He kisses her temple again, and then her nape, twice, fingers stroking here and there and leaving paths across her skin that feel like fire, like ice, like hunger and wanting. The earlier desire to see him is now mingled with trepidation, because to see him would be to see his eyes and every unhidden desire. She wants to see it, to see him, and yet she doesn’t. It’s confusing. Too confusing.

“You know who I am,” his voice suddenly breaks into her thoughts as a low whisper—a serpent’s whisper in her ear, and she wonders if this is how Eve felt in the garden, with the serpent draped about her shoulders and his lipless mouth at her ear—while his hand returns to her shoulder, “and what I am. Would you have me be anything else, Iris?”

The exhale she releases feels like all the air has erupted from her lungs, leaving them empty and struggling for new breaths that she can’t quite take in. Her body seems more content to suffocate itself, unable to do anything but devote itself to comprehending his words, the way he’s lying with her, touching her, caressing her, the way he feels against her…it’s all too much.
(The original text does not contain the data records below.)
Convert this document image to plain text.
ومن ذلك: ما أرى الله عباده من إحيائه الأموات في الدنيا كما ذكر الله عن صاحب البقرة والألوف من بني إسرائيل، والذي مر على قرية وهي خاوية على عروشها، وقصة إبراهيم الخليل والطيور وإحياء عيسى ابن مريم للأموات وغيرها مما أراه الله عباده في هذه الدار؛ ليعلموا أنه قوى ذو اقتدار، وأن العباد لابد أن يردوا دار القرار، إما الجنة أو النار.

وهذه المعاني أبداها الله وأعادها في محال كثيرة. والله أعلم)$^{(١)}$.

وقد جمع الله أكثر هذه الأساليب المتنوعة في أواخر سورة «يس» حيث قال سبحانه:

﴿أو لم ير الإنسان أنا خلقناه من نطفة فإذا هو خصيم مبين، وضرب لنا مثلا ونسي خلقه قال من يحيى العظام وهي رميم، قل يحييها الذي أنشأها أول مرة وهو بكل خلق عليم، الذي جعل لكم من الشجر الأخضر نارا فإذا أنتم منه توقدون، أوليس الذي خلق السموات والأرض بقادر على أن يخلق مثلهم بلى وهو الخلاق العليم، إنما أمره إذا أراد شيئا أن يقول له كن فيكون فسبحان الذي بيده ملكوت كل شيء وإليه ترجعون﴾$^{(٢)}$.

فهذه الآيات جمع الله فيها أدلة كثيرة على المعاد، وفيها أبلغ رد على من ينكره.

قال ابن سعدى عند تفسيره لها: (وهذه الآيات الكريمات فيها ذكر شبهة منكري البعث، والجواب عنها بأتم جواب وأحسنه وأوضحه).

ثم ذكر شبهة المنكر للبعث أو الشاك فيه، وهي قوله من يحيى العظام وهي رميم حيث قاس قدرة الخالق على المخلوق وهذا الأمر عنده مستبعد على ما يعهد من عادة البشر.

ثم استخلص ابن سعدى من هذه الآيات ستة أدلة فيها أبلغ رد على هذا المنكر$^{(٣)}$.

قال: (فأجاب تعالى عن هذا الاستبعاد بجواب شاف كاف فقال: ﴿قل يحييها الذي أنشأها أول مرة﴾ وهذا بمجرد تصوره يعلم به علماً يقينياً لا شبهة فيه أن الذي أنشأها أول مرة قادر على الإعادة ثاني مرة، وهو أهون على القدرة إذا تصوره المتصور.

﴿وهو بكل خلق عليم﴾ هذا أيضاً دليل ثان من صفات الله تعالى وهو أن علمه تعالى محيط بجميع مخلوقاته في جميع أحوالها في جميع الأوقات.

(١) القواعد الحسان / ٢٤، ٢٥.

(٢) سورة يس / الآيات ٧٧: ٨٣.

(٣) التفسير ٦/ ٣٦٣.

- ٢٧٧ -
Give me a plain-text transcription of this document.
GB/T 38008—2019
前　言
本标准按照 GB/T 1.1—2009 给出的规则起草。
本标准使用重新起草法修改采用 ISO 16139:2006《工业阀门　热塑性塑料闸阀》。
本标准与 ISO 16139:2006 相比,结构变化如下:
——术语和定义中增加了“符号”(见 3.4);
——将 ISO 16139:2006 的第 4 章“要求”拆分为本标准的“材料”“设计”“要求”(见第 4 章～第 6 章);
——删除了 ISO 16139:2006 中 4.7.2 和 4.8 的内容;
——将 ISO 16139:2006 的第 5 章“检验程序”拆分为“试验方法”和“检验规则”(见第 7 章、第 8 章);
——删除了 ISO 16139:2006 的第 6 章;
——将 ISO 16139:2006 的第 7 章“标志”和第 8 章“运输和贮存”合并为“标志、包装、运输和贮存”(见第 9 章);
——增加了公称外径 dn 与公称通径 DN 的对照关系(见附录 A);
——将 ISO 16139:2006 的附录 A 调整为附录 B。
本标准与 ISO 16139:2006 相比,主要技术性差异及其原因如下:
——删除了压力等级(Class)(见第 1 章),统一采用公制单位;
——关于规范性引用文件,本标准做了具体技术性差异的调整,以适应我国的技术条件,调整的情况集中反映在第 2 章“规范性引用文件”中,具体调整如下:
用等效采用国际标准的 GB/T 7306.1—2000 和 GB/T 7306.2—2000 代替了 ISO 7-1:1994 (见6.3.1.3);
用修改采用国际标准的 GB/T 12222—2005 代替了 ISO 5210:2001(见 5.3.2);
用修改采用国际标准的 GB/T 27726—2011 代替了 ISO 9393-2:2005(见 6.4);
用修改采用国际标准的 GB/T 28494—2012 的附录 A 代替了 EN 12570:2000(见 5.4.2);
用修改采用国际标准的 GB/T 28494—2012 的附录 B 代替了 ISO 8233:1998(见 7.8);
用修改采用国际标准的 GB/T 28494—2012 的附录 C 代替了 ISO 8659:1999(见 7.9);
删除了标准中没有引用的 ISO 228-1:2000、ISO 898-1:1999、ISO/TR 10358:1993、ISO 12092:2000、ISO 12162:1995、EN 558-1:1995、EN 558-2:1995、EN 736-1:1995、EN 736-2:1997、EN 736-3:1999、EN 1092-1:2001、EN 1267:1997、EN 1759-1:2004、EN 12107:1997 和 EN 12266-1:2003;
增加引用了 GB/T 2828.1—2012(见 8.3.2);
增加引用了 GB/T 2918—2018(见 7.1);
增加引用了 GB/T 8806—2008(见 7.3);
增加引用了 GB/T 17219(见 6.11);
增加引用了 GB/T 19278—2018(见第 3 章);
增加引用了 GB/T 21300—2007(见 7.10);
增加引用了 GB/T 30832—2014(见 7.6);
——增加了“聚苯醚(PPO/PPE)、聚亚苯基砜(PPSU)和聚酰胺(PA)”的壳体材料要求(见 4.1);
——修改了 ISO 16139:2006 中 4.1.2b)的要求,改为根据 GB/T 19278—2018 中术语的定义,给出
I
“Victor…” her voice is softer this time, but he doesn’t let her finish, again. Instead, he kisses her temple again, and again, and again, drags a hand back down to hers, curls fingers around her wrist and brushes his thumb along her knuckles.

“Sleep, my sweet girl.” He breathes. “Everything is taken care of. Now sleep.”

***

The remains are found four days later, tossed out like trash in a back alley, about five miles from the university grounds. Police, according to the media coverage, had to identify him by his dental records. His features were unrecognizable, even by his parents. There is talk of additional mutilation, and though exact details are not given, Iris already knows.

The discovery makes headlines for three straight weeks, both on campus and in the city, with articles writing about the “grisly sight” and how the community is “paralyzed with grief and shock”. She sees the young man’s off-and-on girlfriend dissolving into tears, at random moments throughout a given day, usually in the arms of one or two of her female companions.

The police question everyone on campus—professors, students, everyone. She is visited by a person she assumes to be the investigating detective, a dark-skinned, bald-headed man with a set jaw and weary eyes. The kind of man who looks like he’s investigated one too many of these cases, and never with any real reward at the end of each case.

He introduces himself as Detective Allen. He asks her if she knows anyone who would want to hurt the victim. If there was any disagreement between him and another student, or if someone might be carrying a grudge for any reason against him. He asks what her relationship was with the victim.

She tells him she doesn’t know of any grudge or disagreement between the young man and another student, that she can’t think of anyone who would want to _hurt_ the victim, and that she had no relationship with the victim. Most of what she says is true; the rest is only partially a lie. Sometimes, she fears she’s losing any understanding of what is truth and what is a lie. Sometimes, she speaks and hears Victor’s voice in her ears and on her tongue.

She doesn’t tell this man how she’d woken up days earlier, before the body was even found, before anyone even knew the young man was missing, let alone dead. How she had needed to wash her bedcovers in the bathroom sink and shower because there was no way she could sneak down to the laundry room without someone at least raising an eyebrow at the visible stains. How it had taken her ten minutes to wash the dried blood off her face and arm, and how she’d felt a very strange sense of remorse when it was wiped away and her skin was clean again.

Even now, stretched along her window sill, staring blankly out the window, she feels the imprint of the stains, still lingering on her skin. She feels the caressing path along her arm and the invisible marks left behind when his fingers curled around her shoulder. Her skin tingles from where his lips kissed her temple, her cheek, and her neck…She lifts one hand and brushes fingertips over the back of her neck, right at the nape, where he kissed her. Where he left a mark so deep, so imprinted upon her skin and muscle and every nerve that runs throughout that small, otherwise-insignificant span of flesh, that she feels it like a fresh brand.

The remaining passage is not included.